This weekend is the very last straight line of this 34th edition of Télévie, in aid of cancer research. If we appeal to your generosity, it is to better fight cancer and help the sick. This is the case of Jonathan. At 16, he is battling a rare form of lymphoma. Chemotherapy had no effect on him. He is now treated with what is called ‘targeted therapy’.
Two and a half years ago. Jonathan learns that he has type B anaplastic large cell lymphoma. A disease with a barbaric name for the then 14-year-old teenager. “I was at the hospital. I had started my first chemo. I was just told it was lymphoma, but I didn’t know it was cancer. It’s my best friend who tells me it’s cancer. I say : ‘Mamanis it cancer?‘. And then I found out.“
I was completely knackered in my bed
Unfortunately, multiple courses of chemotherapy are not enough. The disease recurred several times. Jonathan’s condition worsens and he is then plunged into a coma for several days. His return home is particularly complicated. “I was completely exhausted in my bed. Sometimes I had trouble eating. It’s a bit like I had a memory lapse. My brain started ‘off’ so much it was ‘hard’.“
A treatment in the form of capsules
In the impasse, the doctors offer him a new therapeutic weapon. Targeted therapy. A treatment that the young man supports well and which allows him to live normally. “It’s just 4 capsules in the morning and 4 capsules in the evening.“, details Jonathan. But if he is doing well, targeted therapy can cause side effects. Jonathan is regularly monitored at the Cliniques Universitaires de Saint-Luc. Ris drugs in targeted therapy aim to educate cells to prevent them from malfunctioning. A treatment that Jonathan can take for two years.
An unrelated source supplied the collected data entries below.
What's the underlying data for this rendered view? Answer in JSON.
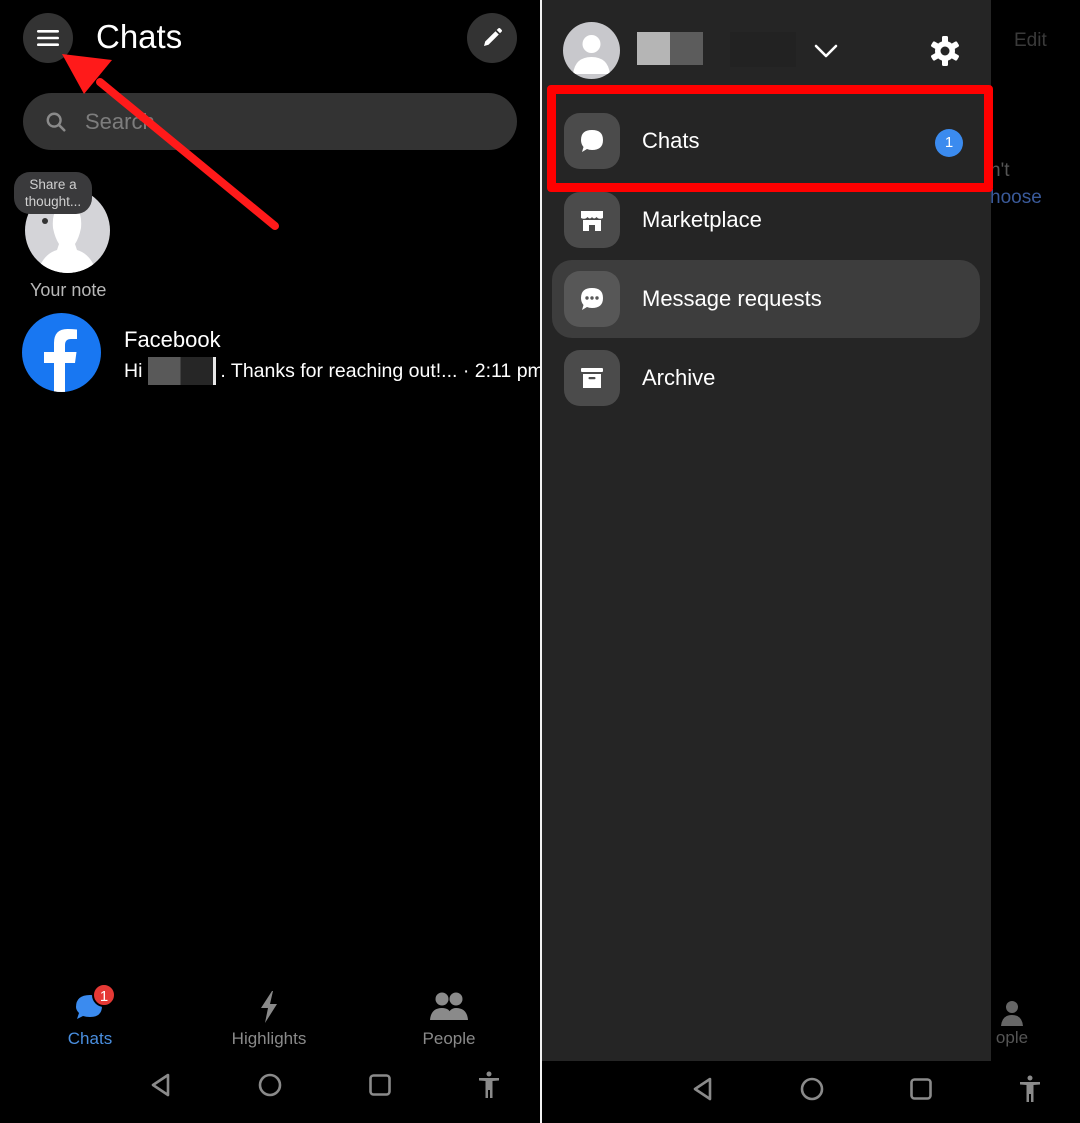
{
  "left_screen": {
    "header": {
      "title": "Chats",
      "menu_icon": "hamburger-menu-icon",
      "compose_icon": "pencil-icon"
    },
    "search": {
      "placeholder": "Search",
      "icon": "search-icon"
    },
    "note": {
      "bubble_text": "Share a thought...",
      "label": "Your note"
    },
    "conversations": [
      {
        "name": "Facebook",
        "preview_prefix": "Hi",
        "preview_suffix": ". Thanks for reaching out!... · 2:11 pm",
        "avatar": "facebook-logo-icon"
      }
    ],
    "tabbar": {
      "tabs": [
        {
          "label": "Chats",
          "icon": "chat-bubbles-icon",
          "badge": "1",
          "active": true
        },
        {
          "label": "Highlights",
          "icon": "lightning-icon",
          "active": false
        },
        {
          "label": "People",
          "icon": "people-icon",
          "active": false
        }
      ]
    }
  },
  "right_screen": {
    "background": {
      "edit_label": "Edit",
      "text_fragment_1": "n't",
      "text_fragment_2": "hoose",
      "people_label_fragment": "ople"
    },
    "drawer": {
      "profile": {
        "name_redacted": true
      },
      "items": [
        {
          "label": "Chats",
          "icon": "chat-bubble-icon",
          "badge": "1",
          "highlighted": true
        },
        {
          "label": "Marketplace",
          "icon": "storefront-icon"
        },
        {
          "label": "Message requests",
          "icon": "message-dots-icon",
          "active": true
        },
        {
          "label": "Archive",
          "icon": "archive-box-icon"
        }
      ]
    }
  },
  "system_nav": {
    "buttons": [
      "back",
      "home",
      "recents",
      "accessibility"
    ]
  },
  "colors": {
    "accent_blue": "#3b8bef",
    "facebook_blue": "#1877f2",
    "badge_red": "#e53935",
    "annotation_red": "#ff0000",
    "drawer_bg": "#252525"
  }
}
Jonathan’s mom: “Every day, I say thank you to the doctors who are in search. Every day, I think regarding it and tell myself that if he would have had this disease 5 years ago, he wouldn’t be here anymore.“
With chemotherapy, we generally have excellent results in childhood cancers
The young man will have to interrupt his treatment next summer. The doctor Bricardhead of the pediatric oncology department at Saint-Luc, hopes that targeted therapy will be sufficient. Le Jonathan’s lymphoma is rare, even more so in children and adolescents. “These are therapies that we don’t yet use a lot in pediatrics. With chemotherapy, we generally have excellent results in childhood cancers.“ Added to this is a poor knowledge of the toxicities of drugs.
Apart from follow-up exams, Jonathan continues to live his life as normal. He says he has full confidence in the medical profession.